Cães Que Brincam
Maria S. Mendes
Cães Que Brincam
I
Dois cães brincam na relva.
Disputam entre si, como se fosse
um apetecido despojo de batalha,
um trapo que um deles descobriu algures.
Um trapo que a seu tempo foi julgado inútil
e jogado fora – mas que, como se vê,
tem afinal enorme utilidade.
II
Os cães são ainda muito jovens
e pouco experientes. Fazem da posse
do trapo velho uma questão de honra,
e não sabem
que não é realmente com um trapo
mas sim com a vida ela mesma
que estão a brincar, quando se roubam
com ardor o trapo e correm estouvados
com eles nos dentes, embatendo nas coisas.
Ou será que acham que
vida e trapo são uma coisa só?
III
Há nos cães que brincam,
que arruaçam e arremetem
e rosnam e sacodem entre os dentes
um trapo que pelos vistos não é
um trapo simplesmente –
há neles um equívoco que convém desfazer.
Eles não brincam com um trapo.
Nem tão pouco com a vida,
Como acima se disse precipitadamente.
Visto tudo a frio, nem sequer
se pode dizer que brinquem.
A vida, sim, é que brinca com eles
até se cansar deles e os pôr de lado.
A.M. Pires Cabral, “Cães Que Brincam”, Cobra d’Água. Lisboa: Cotovia, 2011.
Aqui publicado com a autorização do autor.

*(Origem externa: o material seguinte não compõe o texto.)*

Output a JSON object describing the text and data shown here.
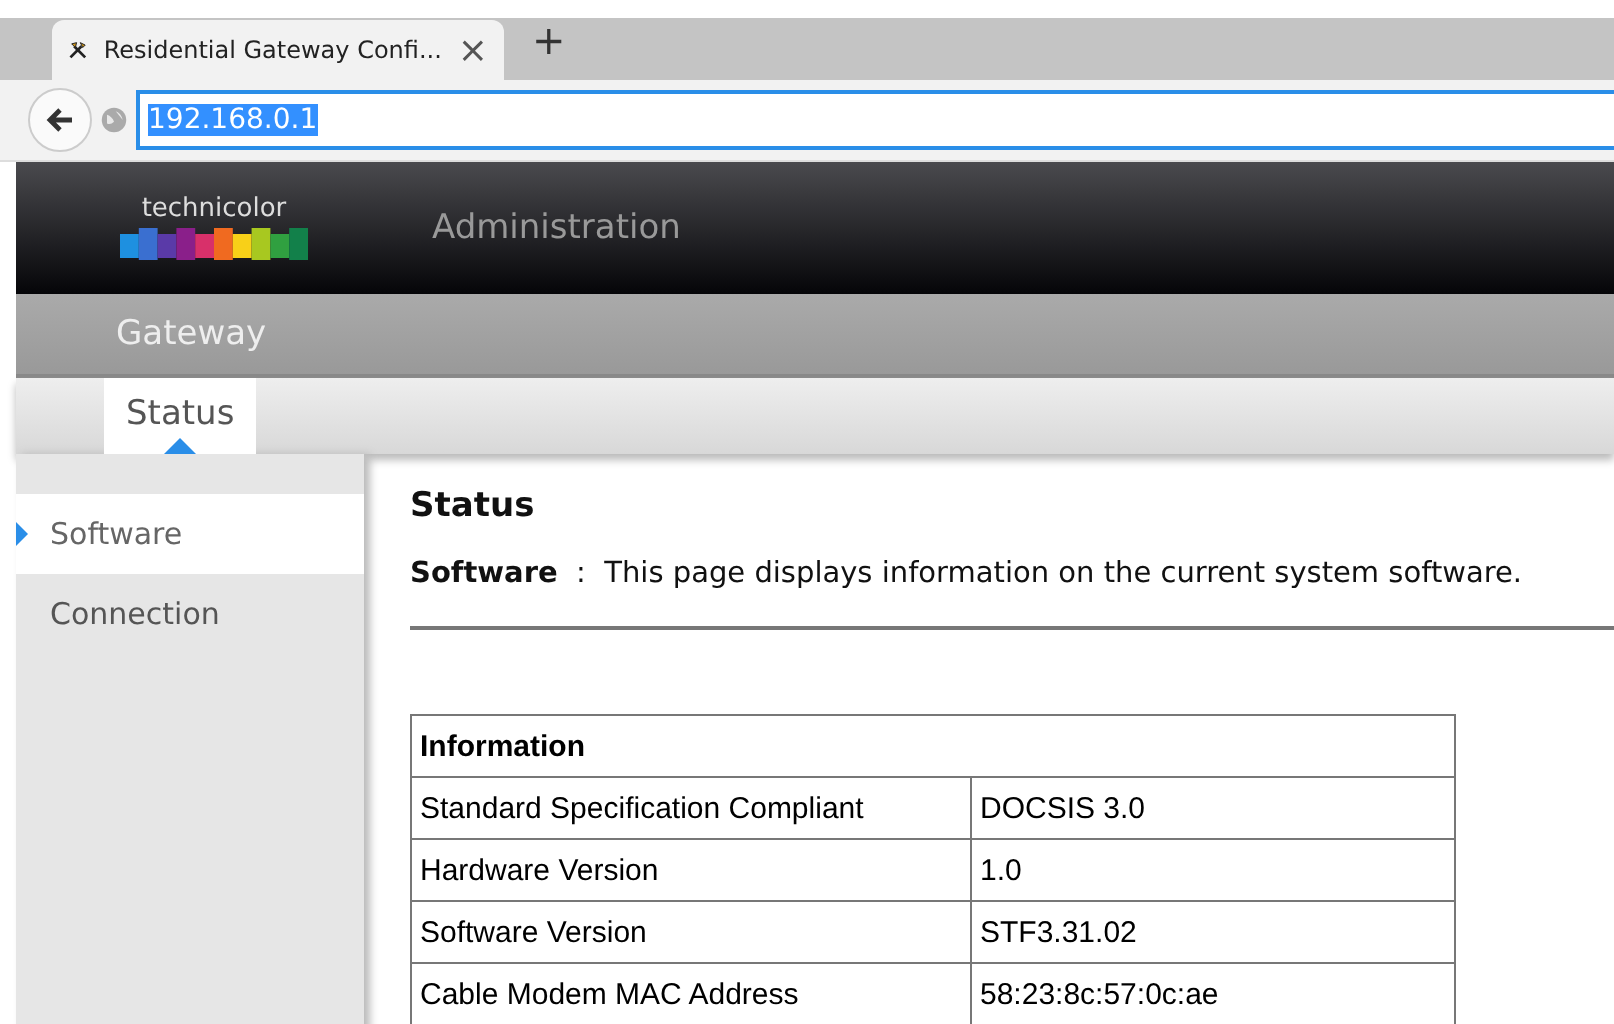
{
  "browser": {
    "tab_title": "Residential Gateway Confi...",
    "close": "×",
    "new_tab": "+",
    "address": "192.168.0.1"
  },
  "header": {
    "logo_text": "technicolor",
    "title": "Administration"
  },
  "nav": {
    "section": "Gateway",
    "tabs": [
      {
        "label": "Status",
        "selected": true
      }
    ]
  },
  "sidebar": {
    "items": [
      {
        "label": "Software",
        "selected": true
      },
      {
        "label": "Connection",
        "selected": false
      }
    ]
  },
  "content": {
    "title": "Status",
    "intro": "**Software**  :  This page displays information on the current system software.",
    "table": {
      "heading": "Information",
      "rows": [
        {
          "label": "Standard Specification Compliant",
          "value": "DOCSIS 3.0"
        },
        {
          "label": "Hardware Version",
          "value": "1.0"
        },
        {
          "label": "Software Version",
          "value": "STF3.31.02"
        },
        {
          "label": "Cable Modem MAC Address",
          "value": "58:23:8c:57:0c:ae"
        }
      ]
    }
  }
}
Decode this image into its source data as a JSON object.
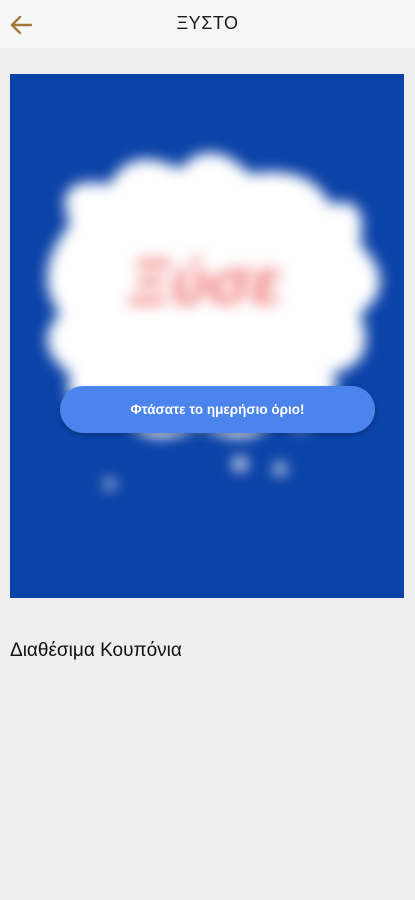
{
  "header": {
    "title": "ΞΥΣΤΟ",
    "back_icon": "arrow-left-icon",
    "accent": "#a07a3c"
  },
  "scratch_card": {
    "background": "#0c43a8",
    "brand_text": "Ξύσε",
    "status_message": "Φτάσατε το ημερήσιο όριο!"
  },
  "coupons": {
    "section_title": "Διαθέσιμα Κουπόνια"
  }
}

Gosto deste poema porque se esforça por não ser uma alegoria simplista, pois, apesar de evidenciar a riqueza do potencial metafórico existente na imagem de dois cães à luta por um trapo velho, tenta que estes cães, que podem ser símbolos hipotéticos de tudo e mais alguma coisa, nunca deixem de ser dois cães a brigar por um trapo velho. A virtude maior do poema reside no ímpeto autocorrectivo despudorado em que se baseia essa tentativa esforçada de evitar que o poema se transforme por completo numa especulação melancólica, não obstante o final do poema parecer indicar isso mesmo. Trata-se de um daqueles casos em que a luta interessa mais pelo seu valor enquanto exercício do que pelos seus resultados finais.

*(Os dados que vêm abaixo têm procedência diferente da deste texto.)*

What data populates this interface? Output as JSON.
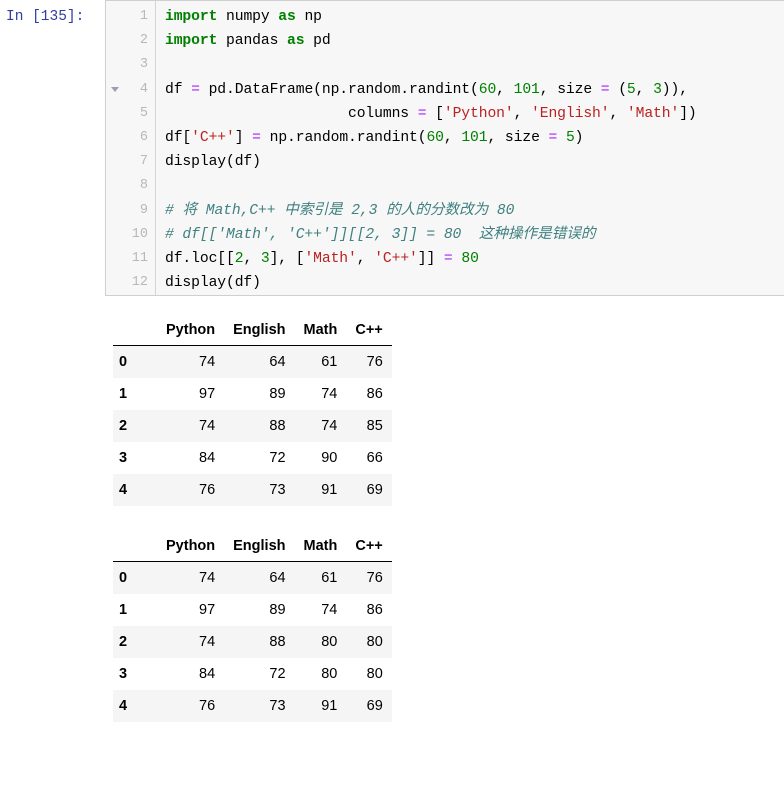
{
  "cell": {
    "prompt": "In [135]:",
    "execution_count": "135",
    "fold_marker_line": 4,
    "line_numbers": [
      "1",
      "2",
      "3",
      "4",
      "5",
      "6",
      "7",
      "8",
      "9",
      "10",
      "11",
      "12"
    ],
    "code_lines": [
      {
        "n": 1,
        "tokens": [
          {
            "t": "import",
            "c": "kw"
          },
          {
            "t": " numpy ",
            "c": "bi"
          },
          {
            "t": "as",
            "c": "kw"
          },
          {
            "t": " np",
            "c": "bi"
          }
        ]
      },
      {
        "n": 2,
        "tokens": [
          {
            "t": "import",
            "c": "kw"
          },
          {
            "t": " pandas ",
            "c": "bi"
          },
          {
            "t": "as",
            "c": "kw"
          },
          {
            "t": " pd",
            "c": "bi"
          }
        ]
      },
      {
        "n": 3,
        "tokens": []
      },
      {
        "n": 4,
        "tokens": [
          {
            "t": "df ",
            "c": "bi"
          },
          {
            "t": "=",
            "c": "op"
          },
          {
            "t": " pd.DataFrame(np.random.randint(",
            "c": "bi"
          },
          {
            "t": "60",
            "c": "num"
          },
          {
            "t": ", ",
            "c": "bi"
          },
          {
            "t": "101",
            "c": "num"
          },
          {
            "t": ", size ",
            "c": "bi"
          },
          {
            "t": "=",
            "c": "op"
          },
          {
            "t": " (",
            "c": "bi"
          },
          {
            "t": "5",
            "c": "num"
          },
          {
            "t": ", ",
            "c": "bi"
          },
          {
            "t": "3",
            "c": "num"
          },
          {
            "t": ")),",
            "c": "bi"
          }
        ]
      },
      {
        "n": 5,
        "tokens": [
          {
            "t": "                     columns ",
            "c": "bi"
          },
          {
            "t": "=",
            "c": "op"
          },
          {
            "t": " [",
            "c": "bi"
          },
          {
            "t": "'Python'",
            "c": "str"
          },
          {
            "t": ", ",
            "c": "bi"
          },
          {
            "t": "'English'",
            "c": "str"
          },
          {
            "t": ", ",
            "c": "bi"
          },
          {
            "t": "'Math'",
            "c": "str"
          },
          {
            "t": "])",
            "c": "bi"
          }
        ]
      },
      {
        "n": 6,
        "tokens": [
          {
            "t": "df[",
            "c": "bi"
          },
          {
            "t": "'C++'",
            "c": "str"
          },
          {
            "t": "] ",
            "c": "bi"
          },
          {
            "t": "=",
            "c": "op"
          },
          {
            "t": " np.random.randint(",
            "c": "bi"
          },
          {
            "t": "60",
            "c": "num"
          },
          {
            "t": ", ",
            "c": "bi"
          },
          {
            "t": "101",
            "c": "num"
          },
          {
            "t": ", size ",
            "c": "bi"
          },
          {
            "t": "=",
            "c": "op"
          },
          {
            "t": " ",
            "c": "bi"
          },
          {
            "t": "5",
            "c": "num"
          },
          {
            "t": ")",
            "c": "bi"
          }
        ]
      },
      {
        "n": 7,
        "tokens": [
          {
            "t": "display(df)",
            "c": "bi"
          }
        ]
      },
      {
        "n": 8,
        "tokens": []
      },
      {
        "n": 9,
        "tokens": [
          {
            "t": "# 将 Math,C++ 中索引是 2,3 的人的分数改为 80",
            "c": "cmt"
          }
        ]
      },
      {
        "n": 10,
        "tokens": [
          {
            "t": "# df[['Math', 'C++']][[2, 3]] = 80  这种操作是错误的",
            "c": "cmt"
          }
        ]
      },
      {
        "n": 11,
        "tokens": [
          {
            "t": "df.loc[[",
            "c": "bi"
          },
          {
            "t": "2",
            "c": "num"
          },
          {
            "t": ", ",
            "c": "bi"
          },
          {
            "t": "3",
            "c": "num"
          },
          {
            "t": "], [",
            "c": "bi"
          },
          {
            "t": "'Math'",
            "c": "str"
          },
          {
            "t": ", ",
            "c": "bi"
          },
          {
            "t": "'C++'",
            "c": "str"
          },
          {
            "t": "]] ",
            "c": "bi"
          },
          {
            "t": "=",
            "c": "op"
          },
          {
            "t": " ",
            "c": "bi"
          },
          {
            "t": "80",
            "c": "num"
          }
        ]
      },
      {
        "n": 12,
        "tokens": [
          {
            "t": "display(df)",
            "c": "bi"
          }
        ]
      }
    ],
    "code_plain": [
      "import numpy as np",
      "import pandas as pd",
      "",
      "df = pd.DataFrame(np.random.randint(60, 101, size = (5, 3)),",
      "                     columns = ['Python', 'English', 'Math'])",
      "df['C++'] = np.random.randint(60, 101, size = 5)",
      "display(df)",
      "",
      "# 将 Math,C++ 中索引是 2,3 的人的分数改为 80",
      "# df[['Math', 'C++']][[2, 3]] = 80  这种操作是错误的",
      "df.loc[[2, 3], ['Math', 'C++']] = 80",
      "display(df)"
    ]
  },
  "outputs": [
    {
      "name": "dataframe-before",
      "index_header": "",
      "columns": [
        "Python",
        "English",
        "Math",
        "C++"
      ],
      "index": [
        "0",
        "1",
        "2",
        "3",
        "4"
      ],
      "rows": [
        [
          "74",
          "64",
          "61",
          "76"
        ],
        [
          "97",
          "89",
          "74",
          "86"
        ],
        [
          "74",
          "88",
          "74",
          "85"
        ],
        [
          "84",
          "72",
          "90",
          "66"
        ],
        [
          "76",
          "73",
          "91",
          "69"
        ]
      ]
    },
    {
      "name": "dataframe-after",
      "index_header": "",
      "columns": [
        "Python",
        "English",
        "Math",
        "C++"
      ],
      "index": [
        "0",
        "1",
        "2",
        "3",
        "4"
      ],
      "rows": [
        [
          "74",
          "64",
          "61",
          "76"
        ],
        [
          "97",
          "89",
          "74",
          "86"
        ],
        [
          "74",
          "88",
          "80",
          "80"
        ],
        [
          "84",
          "72",
          "80",
          "80"
        ],
        [
          "76",
          "73",
          "91",
          "69"
        ]
      ]
    }
  ],
  "colors": {
    "keyword": "#008000",
    "number": "#008000",
    "string": "#BA2121",
    "operator": "#AA22FF",
    "comment": "#408080",
    "prompt": "#303F9F",
    "cell_background": "#f7f7f7",
    "cell_border": "#cfcfcf",
    "linenumber": "#b8b8b8",
    "table_stripe": "#f5f5f5"
  }
}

O combate entre os cães é alegorizado no poema por uma disputa entre um plano descritivo e um plano meditativo. Logo na primeira parte encontra-se esta tensão: à descrição da imagem da batalha dos cães impõe-se uma reflexão sobre a utilidade das coisas consideradas inúteis, reforçada pela presença insinuada do provérbio “velhos são os trapos”. O primeiro verso da segunda parte obedece a um impulso correctivo na medida em que regressa à imagem original, dois cães a brincar, sendo que aqui o carácter lúdico depende da alusão à juventude dos contendentes.

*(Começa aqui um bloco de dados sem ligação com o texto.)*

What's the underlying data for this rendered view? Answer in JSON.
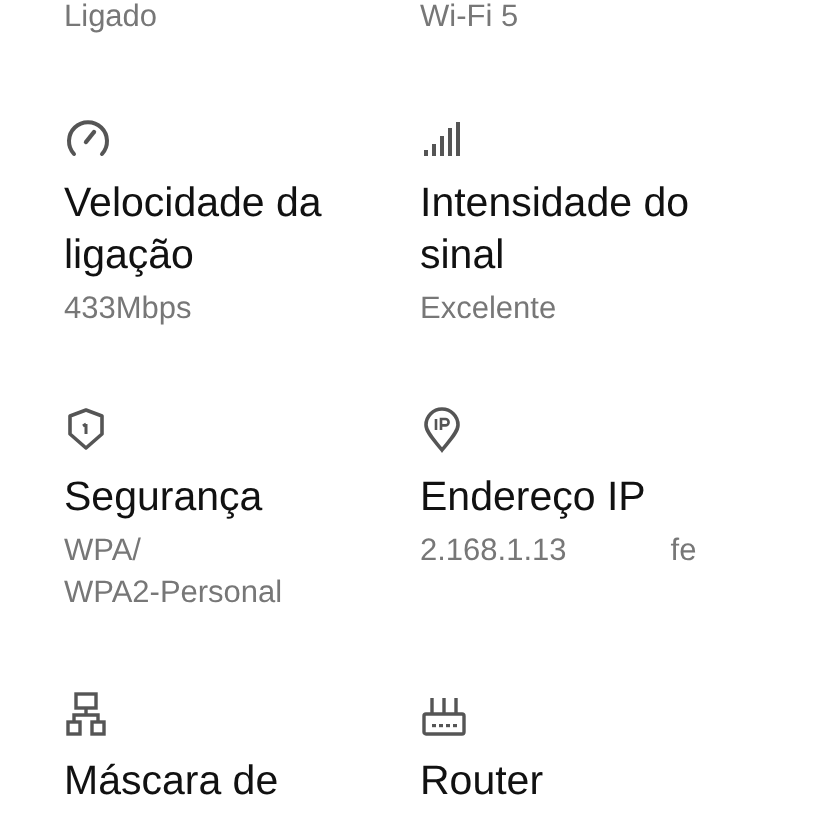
{
  "top_values": [
    "Ligado",
    "Wi-Fi 5"
  ],
  "items": [
    {
      "kind": "speedometer",
      "title": "Velocidade da ligação",
      "values": [
        "433Mbps"
      ]
    },
    {
      "kind": "signal",
      "title": "Intensidade do sinal",
      "values": [
        "Excelente"
      ]
    },
    {
      "kind": "shield",
      "title": "Segurança",
      "values": [
        "WPA/",
        "WPA2-Personal"
      ]
    },
    {
      "kind": "pin",
      "title": "Endereço IP",
      "scroll_values": [
        "2.168.1.13",
        "fe"
      ]
    },
    {
      "kind": "network",
      "title": "Máscara de"
    },
    {
      "kind": "router",
      "title": "Router"
    }
  ]
}
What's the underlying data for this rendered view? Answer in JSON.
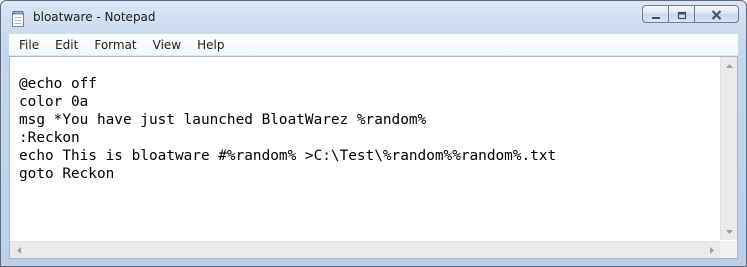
{
  "window": {
    "title": "bloatware - Notepad",
    "app_icon": "notepad-icon",
    "caption_buttons": [
      "minimize-icon",
      "maximize-icon",
      "close-icon"
    ]
  },
  "menu": {
    "file": "File",
    "edit": "Edit",
    "format": "Format",
    "view": "View",
    "help": "Help"
  },
  "document": {
    "lines": [
      "@echo off",
      "color 0a",
      "msg *You have just launched BloatWarez %random%",
      ":Reckon",
      "echo This is bloatware #%random% >C:\\Test\\%random%%random%.txt",
      "goto Reckon"
    ]
  },
  "colors": {
    "title_text": "#1a1a1a",
    "frame": "#c4d7ee",
    "close_glyph": "#3c4f68"
  }
}
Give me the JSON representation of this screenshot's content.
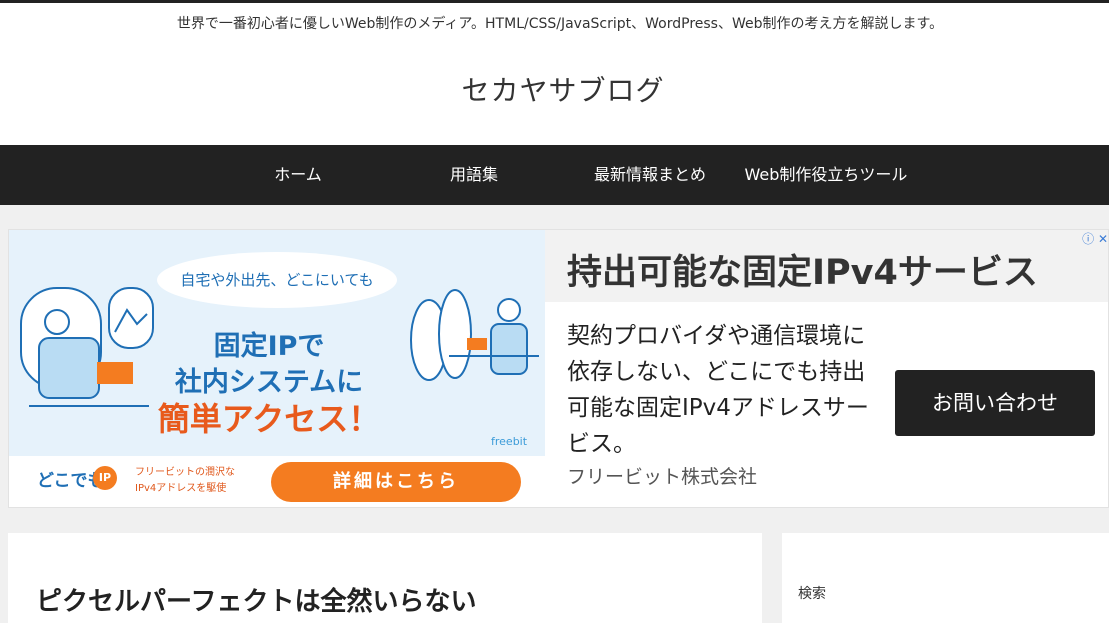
{
  "site": {
    "tagline": "世界で一番初心者に優しいWeb制作のメディア。HTML/CSS/JavaScript、WordPress、Web制作の考え方を解説します。",
    "title": "セカヤサブログ"
  },
  "nav": {
    "items": [
      {
        "label": "ホーム"
      },
      {
        "label": "用語集"
      },
      {
        "label": "最新情報まとめ"
      },
      {
        "label": "Web制作役立ちツール"
      }
    ]
  },
  "ad": {
    "banner": {
      "bubble": "自宅や外出先、どこにいても",
      "line1": "固定IPで",
      "line2": "社内システムに",
      "line3": "簡単アクセス！",
      "brand": "freebit",
      "dokodemo": "どこでも",
      "ip_badge": "IP",
      "sub_line1": "フリービットの潤沢な",
      "sub_line2": "IPv4アドレスを駆使",
      "cta": "詳細はこちら"
    },
    "headline": "持出可能な固定IPv4サービス",
    "body": "契約プロバイダや通信環境に依存しない、どこにでも持出可能な固定IPv4アドレスサービス。",
    "advertiser": "フリービット株式会社",
    "button": "お問い合わせ",
    "choices_icon": "ⓘ",
    "close_icon": "✕"
  },
  "article": {
    "title": "ピクセルパーフェクトは全然いらない"
  },
  "sidebar": {
    "search_label": "検索"
  },
  "colors": {
    "nav_bg": "#222222",
    "accent_orange": "#f47c20",
    "brand_blue": "#1f6fb5"
  }
}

Este regresso, que irá repetir-se adiante, sugere que o poema se desviou do caminho inicial e entrou num trilho indesejado, aquele que é formado pelos versos de natureza meditativa sobre a utilidade das coisas. No entanto, esta tentativa de correcção rapidamente resvala para uma especulação à volta dos conceitos de Propriedade, Honra e Razão que o poeta associa ao duelo dos cães, os quais, por momentos, quase se tornam metáforas pobres ao serviço de uma crítica à ganância humana e só se salvam desse destino devido à pujança descritiva dos versos seguintes: “quando se roubam / com ardor o trapo e correm estouvados / com ele nos dentes, embatendo nas coisas”. Este momento descritivo, porém, volta a ser fugaz, uma vez que o poema envereda novamente pela especulação na pergunta que encerra a segunda parte: “Ou será que acham que/ vida e trapo são uma coisa só?”.
A última parte do poema tenta livrar-se deste plano meditativo, ao recuperar a descrição da batalha dos cães, que agora é mais minuciosa e assenta no carácter onomatopaico dos versos que representam o ruído feito pelos cães durante a refrega: “que arruaçam e arremetem / e rosnam”. Contudo, esta maneira de olhar para a peleja canina acaba por ceder outra vez a um olhar alegorizante e meditativo, uma maneira de, para usar os termos do poema, ver “tudo a frio”. À semelhança do que acontece com os cães, ambos os planos tentam sucessivamente roubar o poema para si. Por isso, mais do que as considerações melancólicas finais sobre a inutilidade de tudo na hora da morte, o que me agrada é a forma que o poema encontra para tentar resistir a isso, exibindo inventivamente o conflito feroz resultante de duas maneiras diferentes de olhar para dois cães à bulha.
Jorge Almeida
Jorge Almeida é licenciado em Estudos Portugueses e doutorando no Programa em Teoria da Literatura (FLUL). Escreve crítica literária no Observador. Sabe de cor um poema de Cesário Verde e versos avulso de outros poetas, mesmo não se tendo esforçado para que isso acontecesse.